XML PDF

Karl Hegel an Susanna Maria Hegel, geb. Tucher, Muggendorf, 28. Mai 1863

Geliebtes Suschen!

Mein erster Gedanke beim Erwachen warst Du! An unserem Hochzeitstage1! Der uns an den ersten Tag unserer glücklichen Vereinigung erinnert und bei der Überschau der seitdem vergangenen Jahre uns eine reiche Fülle des Glücks und Segens von oben vergegenwärtigt. Dafür haben wir vor allem unseren Blick mit Dank dorthin zu richten. Und dann dürfen wir auch mit Vertrauen und guter Hoffnung der nächsten Zukunft entgegensehen, indem wir Gott bitten, daß Er uns auch in dieser, wie bisher, Seine himmlische Güte bereiten wolle. Er wird es gewiß nicht daran fehlen lassen. Amen. –

Ich schreibe diese Zeilen im Kurhause zu Muggendorf. Der Morgen ist schön und verspricht einen freundlichen Tag wie gestern. Um meinen Bericht mit der Abreise anzufangen, so wird Dir Auguste wohl erzählt haben, wen ich auf dem Bahnhof getroffen. Zunächst hat sich uns beiden, Heyder und mir, Schmid als Dritter angeschlossen. Dann fanden wir Frl. Busch mit Harnack und Kindern, die sich dort bei der Abreise der ersteren mit dem einen Theil der Kinder trennten. Sie läßt Dich noch herzlich grüßen. Wir sahen sie noch einmal in Forchheim. Dort nahmen wir drei einen Einspänner, der uns sehr schnell in zwei Stunden bis Streitberg brachte. Bei der schönen Aussicht auf Berg und Thal war es nur ein jammervoller Anblick die meisten von den schönen Kirschbäumen am Wege von den Raupen ganz kahl oder größtentheils kahl abgefressen zu sehen. In Streitberg trafen wir auf der Terrasse die ganze Erlanger Gesellschaft aus Muggendorf, denn nur Hofmann’s wohnen in Streitberg. Auch junge Leute waren dabei Plitt und Petersen, Köhler und Vogel. Doch gingen diese am Abend nach Erlangen zurück, auch Gerlach mit seinem Sohn, weil dieser wieder in die Schule mußte, während Frau Gerlach, die ihre kleine Agnes mit hat, zurückblieb. Da sie neben mir an wohnt, so hörte ich aber die Kleine beim Waschen schreien, als ob es unser Sophiechen wäre.
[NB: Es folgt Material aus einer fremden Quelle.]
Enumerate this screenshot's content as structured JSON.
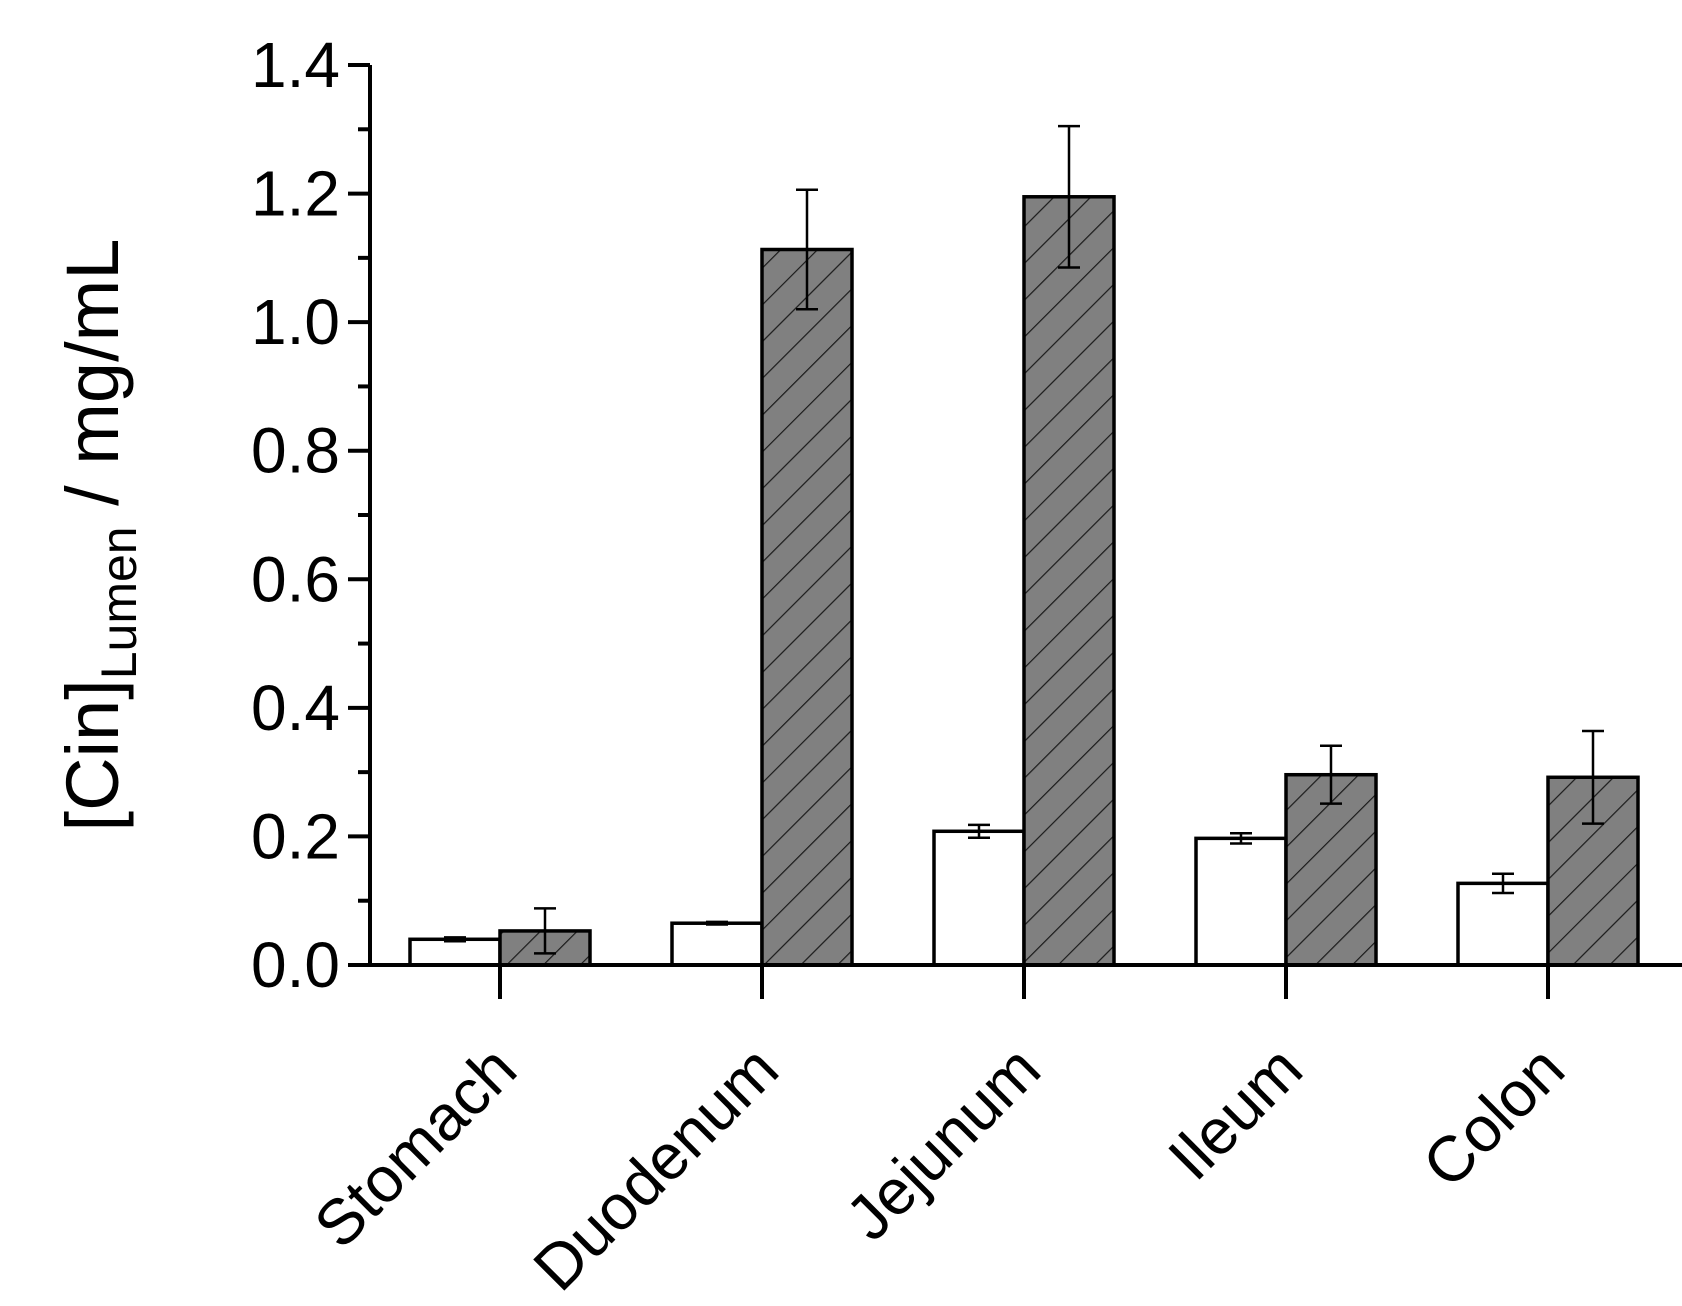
{
  "chart_data": {
    "type": "bar",
    "title": "",
    "xlabel": "",
    "ylabel": {
      "main": "[Cin]",
      "subscript": "Lumen",
      "unit": " / mg/mL"
    },
    "ylim": [
      0.0,
      1.4
    ],
    "yticks": [
      "0.0",
      "0.2",
      "0.4",
      "0.6",
      "0.8",
      "1.0",
      "1.2",
      "1.4"
    ],
    "grid": false,
    "legend": "none",
    "categories": [
      "Stomach",
      "Duodenum",
      "Jejunum",
      "Ileum",
      "Colon"
    ],
    "series": [
      {
        "fill": "#ffffff",
        "hatch": false,
        "values": [
          0.04,
          0.065,
          0.208,
          0.197,
          0.127
        ],
        "errors": [
          0.003,
          0.002,
          0.01,
          0.008,
          0.015
        ]
      },
      {
        "fill": "#808080",
        "hatch": true,
        "values": [
          0.053,
          1.113,
          1.195,
          0.296,
          0.292
        ],
        "errors": [
          0.035,
          0.093,
          0.11,
          0.045,
          0.072
        ]
      }
    ]
  }
}
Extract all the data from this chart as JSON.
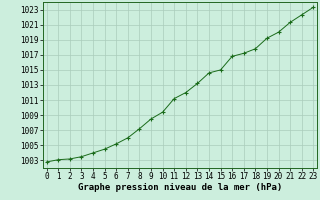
{
  "x": [
    0,
    1,
    2,
    3,
    4,
    5,
    6,
    7,
    8,
    9,
    10,
    11,
    12,
    13,
    14,
    15,
    16,
    17,
    18,
    19,
    20,
    21,
    22,
    23
  ],
  "y": [
    1002.8,
    1003.1,
    1003.2,
    1003.5,
    1004.0,
    1004.5,
    1005.2,
    1006.0,
    1007.2,
    1008.5,
    1009.4,
    1011.2,
    1012.0,
    1013.2,
    1014.6,
    1015.0,
    1016.8,
    1017.2,
    1017.8,
    1019.2,
    1020.0,
    1021.3,
    1022.3,
    1023.3
  ],
  "xlabel": "Graphe pression niveau de la mer (hPa)",
  "ylim": [
    1002,
    1024
  ],
  "xlim": [
    -0.3,
    23.3
  ],
  "yticks": [
    1003,
    1005,
    1007,
    1009,
    1011,
    1013,
    1015,
    1017,
    1019,
    1021,
    1023
  ],
  "xticks": [
    0,
    1,
    2,
    3,
    4,
    5,
    6,
    7,
    8,
    9,
    10,
    11,
    12,
    13,
    14,
    15,
    16,
    17,
    18,
    19,
    20,
    21,
    22,
    23
  ],
  "line_color": "#1a6b1a",
  "marker_color": "#1a6b1a",
  "bg_color": "#cceedd",
  "grid_color": "#aaccbb",
  "xlabel_fontsize": 6.5,
  "tick_fontsize": 5.5
}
Gorup’s, Schelling’s, Marquardsens bilden außer Frau Gerlach die hiesige Gesellschaft. Heyder, Schmid und ich verließen sie in Streitberg und gingen über die Burg Neideck hierher, auf dem Dir wohlbekannten schönen Weg. Beiliegende zwei Tausendschönchen pflückte ich für Dich unter der Burg. Heyder und Schmid blieben bei Mühlhäuser, ich ging ins Kurhaus, wo ich herrliches Zimmer erhalten habe. Gestern Abend waren wir noch hier unten zusammen recht vergnügt, in dem Sinn den Du kennst und der nicht der Deinige, auch nicht der meinige ist. Heute will die Gesellschaft auf den Weg nach Rabeneck und Rabenstein, ich werde mich nicht anschließen, sondern mit Heyder auf die nächsten Berge steigen und hier bleiben.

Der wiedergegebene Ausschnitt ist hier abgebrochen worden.